I have seen way more than the average number of medics (maybe not for here, given the number of people at the older end of the age range), and this has included a fair few very hot ones, and rather a lot of attention to my pelvis.

So imagine:
You're in a A&E, gorgeous female doctor says she can relieve your pain, you just have to drop the clothes on your bottom half and she's going to feel you up, essentially. She makes you feel better in a way that would be indecent assault from a non-professional. There's only a curtain separating you and your bare arse from the gaze of several strangers...

The beautiful identical twin gynaecologists really shouldn't have been allowed to work the same shifts in the same ward, because every patient thought they were hallucinating!

I've had physio sessions that were only distinguished from kink scenes by the colour of the gear, and the curtains separating me from little old ladies. And the guy who I suspected I'd seen in a fetish club just giggling when I mentioned a safe word.

I could go on...
I can imagine such things, but I've never experienced them although I've had a lot of medical encounters.

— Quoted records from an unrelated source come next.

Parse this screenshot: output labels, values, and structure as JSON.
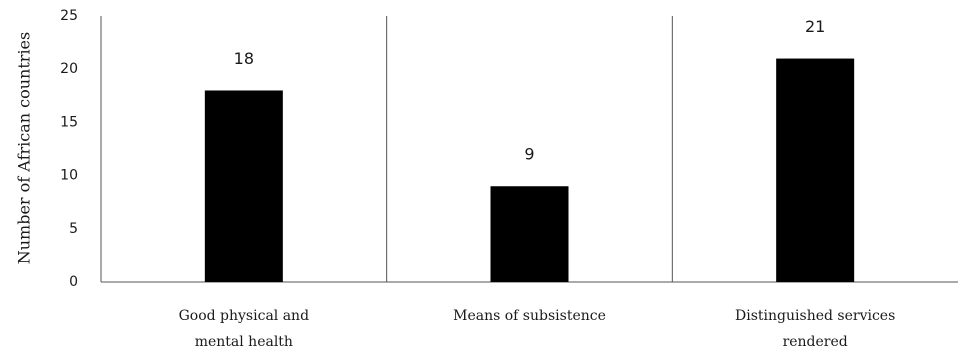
{
  "chart_data": {
    "type": "bar",
    "title": "",
    "xlabel": "",
    "ylabel": "Number of African countries",
    "categories": [
      [
        "Good physical and",
        "mental health"
      ],
      [
        "Means of subsistence"
      ],
      [
        "Distinguished services",
        "rendered"
      ]
    ],
    "values": [
      18,
      9,
      21
    ],
    "ylim": [
      0,
      25
    ],
    "yticks": [
      0,
      5,
      10,
      15,
      20,
      25
    ],
    "grid": false,
    "legend": "none",
    "bar_color": "#000000"
  }
}
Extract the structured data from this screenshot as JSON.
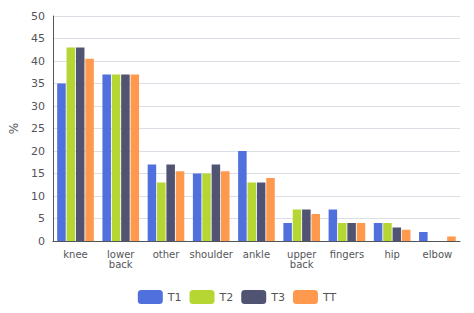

True, fantasies are usually not about real events, or they are highly exaggerated or stylized versions of those events. So my fantasies just go in other directions.
 
Lol I know that, but it becomes boring after a while. I like to spice things up 😋
Thus the invention of porn, which goes back hundreds or thousands of years, but only recently became ubiquitous, if that is the right word. But then "porn fatigue" can set in. As one character says, "Watching other people have sex is not endlessly fascinating." True, many viewers imagine themselves in the scene, but then they're done and they are not there any longer.

I might dub that "masturbation letdown," and I have mentioned it in stories about both men and women.